A bizarre state of affairs, because until now death had always been the great topic for artists, right back from the Egyptians. Of course – because it is the ultimate question, which no science or other human initiative can even attempt to solve or explain. Only Art can even approach death with some hope of “success”. Even the major religions, which were Art’s grandest achievements, were also fundamentally concerned with the defeat of death, the artistic defeat of it.

Now hardly a serious artist dares approach the subject. A bad state of affairs indeed! Because contrary to our progressive fantasies, humans have not changed in their essence and death is as relevent now as it ever was. It still kills everyone of us -and no solution is in sight.

To return to the Huxley quote. Did he actually contradict himself – has death not also been vulgarized in our society? Certainly in the funeral industry, death has been vulgarized to the nth degree. What about in the art world, in the rare moments when it dares approach the subject?
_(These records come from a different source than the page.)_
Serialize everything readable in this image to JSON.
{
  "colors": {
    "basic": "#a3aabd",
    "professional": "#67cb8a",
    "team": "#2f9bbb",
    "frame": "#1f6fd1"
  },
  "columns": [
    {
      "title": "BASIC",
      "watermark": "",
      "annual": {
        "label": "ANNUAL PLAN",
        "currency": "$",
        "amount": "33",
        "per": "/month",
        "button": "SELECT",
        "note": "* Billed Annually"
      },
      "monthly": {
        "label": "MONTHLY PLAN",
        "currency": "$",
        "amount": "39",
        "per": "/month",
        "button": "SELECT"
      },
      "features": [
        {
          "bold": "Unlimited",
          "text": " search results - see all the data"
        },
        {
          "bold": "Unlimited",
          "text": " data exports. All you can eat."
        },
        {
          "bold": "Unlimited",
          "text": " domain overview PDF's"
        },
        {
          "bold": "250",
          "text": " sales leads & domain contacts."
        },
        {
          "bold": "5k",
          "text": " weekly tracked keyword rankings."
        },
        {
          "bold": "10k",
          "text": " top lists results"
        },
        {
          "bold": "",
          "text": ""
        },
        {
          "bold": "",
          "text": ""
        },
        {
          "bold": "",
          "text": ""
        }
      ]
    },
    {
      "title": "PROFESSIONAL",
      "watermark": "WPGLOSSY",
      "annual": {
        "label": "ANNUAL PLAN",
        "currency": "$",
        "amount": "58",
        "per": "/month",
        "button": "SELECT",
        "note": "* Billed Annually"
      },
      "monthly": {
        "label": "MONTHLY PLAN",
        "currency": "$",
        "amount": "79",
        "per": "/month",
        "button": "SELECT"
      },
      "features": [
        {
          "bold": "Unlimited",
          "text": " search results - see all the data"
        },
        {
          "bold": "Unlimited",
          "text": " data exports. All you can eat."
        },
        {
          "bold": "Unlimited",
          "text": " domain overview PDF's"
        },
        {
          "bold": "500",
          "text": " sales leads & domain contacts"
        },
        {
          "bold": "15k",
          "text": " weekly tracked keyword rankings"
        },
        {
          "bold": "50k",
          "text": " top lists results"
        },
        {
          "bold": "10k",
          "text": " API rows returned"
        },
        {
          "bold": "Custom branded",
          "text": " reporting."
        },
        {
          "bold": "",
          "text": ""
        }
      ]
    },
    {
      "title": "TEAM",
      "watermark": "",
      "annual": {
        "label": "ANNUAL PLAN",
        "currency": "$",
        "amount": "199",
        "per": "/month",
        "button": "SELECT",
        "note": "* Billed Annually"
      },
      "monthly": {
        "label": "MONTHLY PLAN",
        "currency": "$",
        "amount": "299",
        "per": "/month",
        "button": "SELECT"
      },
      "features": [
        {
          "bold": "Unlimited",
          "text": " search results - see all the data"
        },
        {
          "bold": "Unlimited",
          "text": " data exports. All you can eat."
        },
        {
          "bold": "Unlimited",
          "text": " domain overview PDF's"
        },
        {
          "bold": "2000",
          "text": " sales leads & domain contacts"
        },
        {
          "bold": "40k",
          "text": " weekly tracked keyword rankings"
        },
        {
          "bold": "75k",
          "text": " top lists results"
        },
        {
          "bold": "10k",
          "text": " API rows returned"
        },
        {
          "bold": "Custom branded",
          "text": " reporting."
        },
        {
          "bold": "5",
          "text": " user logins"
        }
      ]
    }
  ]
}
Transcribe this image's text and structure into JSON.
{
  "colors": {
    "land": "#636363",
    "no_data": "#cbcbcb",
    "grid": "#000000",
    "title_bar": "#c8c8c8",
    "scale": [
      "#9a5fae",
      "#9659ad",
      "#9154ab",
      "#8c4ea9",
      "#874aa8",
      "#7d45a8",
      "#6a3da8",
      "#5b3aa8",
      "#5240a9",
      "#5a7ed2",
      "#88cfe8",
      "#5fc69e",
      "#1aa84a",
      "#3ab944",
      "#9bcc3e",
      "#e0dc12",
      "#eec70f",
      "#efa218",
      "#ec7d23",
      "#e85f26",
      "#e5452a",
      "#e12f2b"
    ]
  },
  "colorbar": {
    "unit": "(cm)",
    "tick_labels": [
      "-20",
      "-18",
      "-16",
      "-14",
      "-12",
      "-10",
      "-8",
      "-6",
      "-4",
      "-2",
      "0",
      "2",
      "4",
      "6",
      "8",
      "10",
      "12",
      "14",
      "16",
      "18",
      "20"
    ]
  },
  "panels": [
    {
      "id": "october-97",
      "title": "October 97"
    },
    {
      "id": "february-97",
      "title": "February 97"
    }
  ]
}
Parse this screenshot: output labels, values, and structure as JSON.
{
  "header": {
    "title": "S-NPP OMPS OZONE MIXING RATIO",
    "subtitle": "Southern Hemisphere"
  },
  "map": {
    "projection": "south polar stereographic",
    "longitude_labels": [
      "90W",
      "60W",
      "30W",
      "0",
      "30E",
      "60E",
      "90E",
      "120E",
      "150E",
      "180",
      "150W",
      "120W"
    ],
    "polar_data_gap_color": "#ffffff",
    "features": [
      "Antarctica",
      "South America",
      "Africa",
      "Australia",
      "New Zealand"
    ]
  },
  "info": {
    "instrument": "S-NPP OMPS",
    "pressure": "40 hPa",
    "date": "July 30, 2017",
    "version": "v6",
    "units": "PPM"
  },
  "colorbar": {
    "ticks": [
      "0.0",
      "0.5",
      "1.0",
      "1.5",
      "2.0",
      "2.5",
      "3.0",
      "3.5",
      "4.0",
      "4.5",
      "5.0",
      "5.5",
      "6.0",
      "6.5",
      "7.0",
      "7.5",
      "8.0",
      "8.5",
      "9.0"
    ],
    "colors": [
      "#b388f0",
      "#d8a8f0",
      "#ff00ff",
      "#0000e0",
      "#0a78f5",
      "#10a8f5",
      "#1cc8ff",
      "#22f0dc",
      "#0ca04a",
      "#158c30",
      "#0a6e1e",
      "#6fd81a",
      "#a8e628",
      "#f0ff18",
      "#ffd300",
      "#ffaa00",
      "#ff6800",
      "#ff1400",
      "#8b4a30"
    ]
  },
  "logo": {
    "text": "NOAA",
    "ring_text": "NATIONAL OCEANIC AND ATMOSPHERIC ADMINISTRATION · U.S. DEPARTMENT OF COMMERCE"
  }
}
Recently I saw two rare exhibitions devoted to death, one in Berlin, one in Vienna. I wouldn’t call most of what I saw vulgar – rather I found the insights of most artists depressingly simplistic, “adolescent” in comparison with the subject material. Evidently, even our best artists have lost the thread of this eternal Great Obviousness.

But there is always room for hope. I believe a time is coming when Art will rediscover this eternal font of genuinely significant subject material. I have found a few initiatives that are trying to resurrect true funeral art.  (See Perpetua’s Passages for example.) May these efforts signify a new approach to the Great Obvious Truth of death and dying.